A Capitol Idea!

(A detour to Lincoln, Nebraska yields many surprises)

As we headed east, we traveled through the state of Nebraska passing mile upon mile of cornfields—I have never seen so many in my life! No wonder they call Nebraska “The Cornhusker State”’.  After several days camping in state campgrounds in the middle of nowhere, we decided we needed to experience civilization. To solve that problem we booked a site at a family RV resort called Camp a Way, just north of downtown Lincoln, the state capital.
 
Upon arrival in Lincoln, we found a Malaysian restaurant about a mile from the Capitol building called Rendang. The food was wonderful and a pleasant change from the land of hamburgers, french fries, pizza, and chicken wings. My husband had a dry beef curry and I had an everyday staple: Coconut rice with Ayam (chicken). The chicken was very flavorful and I ate the whole thing!
After settling in to our new campground we relaxed until the next morning.  I had read about the beautiful Nebraska State Capitol Building and the artwork inside and wanted to see it for myself.  Tours are held daily on the hour except for noon for free. We packed up the Roge and drove the RV 4 miles south to the downtown area and reached our destination about a half hour early. We knew we wanted a latte and found a coffee shop called Cultiva Coffee nearby. The place was bustling on a Saturday morning, We sipped our drink briefly and returned to our shady parking spot.
 
At 11:00 we met our guide inside the great foyer on the second floor of the Capitol building. She explained to us about how the two previous capitol buildings had been built on the site and  their Nebraska limestone exteriors could not withstand the long term effects of wind,rain, and snow. When the decision was made to build a bigger, better, and stronger building, architect Bertram Grosvenor Goodhue was selected in a national search. He selected thematic consultant Hartley Burr Alexander, sculptor Lee Lawrie, and mosaicist Hildreth Meiere, a newly graduated architecture student to tell the history of Nebraska throughout the building.  The building was constructed over a ten year period and completely self funded-they even built the new building around the old building so nothing would be disrupted!
 
The building stands 14 stories tall and was constructed in Art Deco style.

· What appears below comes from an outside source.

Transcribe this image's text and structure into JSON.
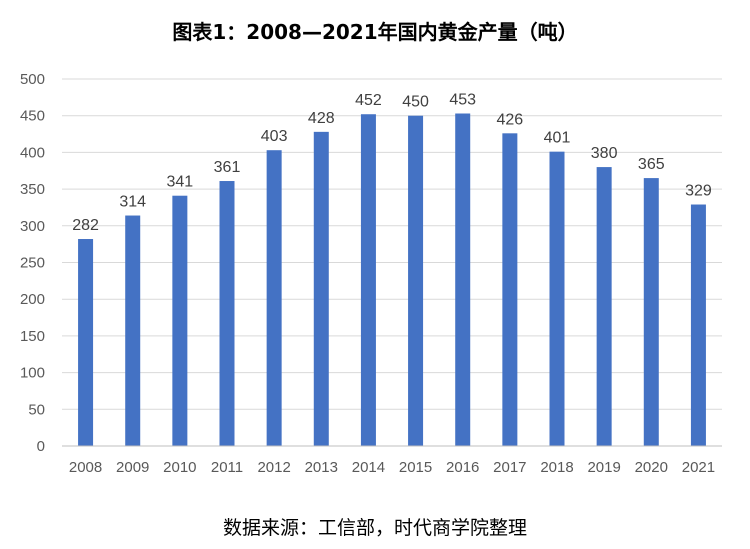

It’s nickname is “The Tower on the Plains”

(A set of bison at the front entrance steps representing the ten Plains Indian tribes of Nebraska are a combination of Art Deco and ancient Persian styles by Lee Lawrie)

I especially loved the carved Honduran mahogany doors by Lee Lawrie and executed by Keats Lorenz at the entrance to the Warner Legislative Chambers.

(I said Nebraskans really live up to being “The Cornhusker State”–check out the details on these door handles!)
 
The main gallery supports beautiful large scale murals showcasing Nebraska history

Ceiling murals by Hildreth Meiere in the Great Hall

Mosaic glass murals designed by Reinhold Marxhausen from 1966
 
I was especially impressed when I was told about Nebraska’s unicameral legislature–non-partisan elected members are elected from each county and totals only 49 members.It was promoted by Senator George Norris and in 1937 and adopted by a statewide referendum. They feel that with no dominant party in the legislature work gets done a whole lot faster— We could all learn from them!

While Hildreth Meiere’s black and white mosaic floors primarily featured scenes from Greek mythology.

The 14 floor features a memorial to WW I veterans and murals painted in 1996 by artist Stephen Roberts celebrates various working trades and historical events.

There is a set of outdoor balconies that allows you to see views of the city for miles.

I had to laugh as even the restrooms are throwbacks to another era

Leaving the Capitol building it was time for lunch. We discovered a wonderful French restaurant called The Green Gateau and enjoyed their Saturday brunch. We even had a slice of their famous green cake for dessert before returning to our campsite at Camp a Way.

The next morning we left  Lincoln and headed southeast to Indian Cave State Park to continue our Safari.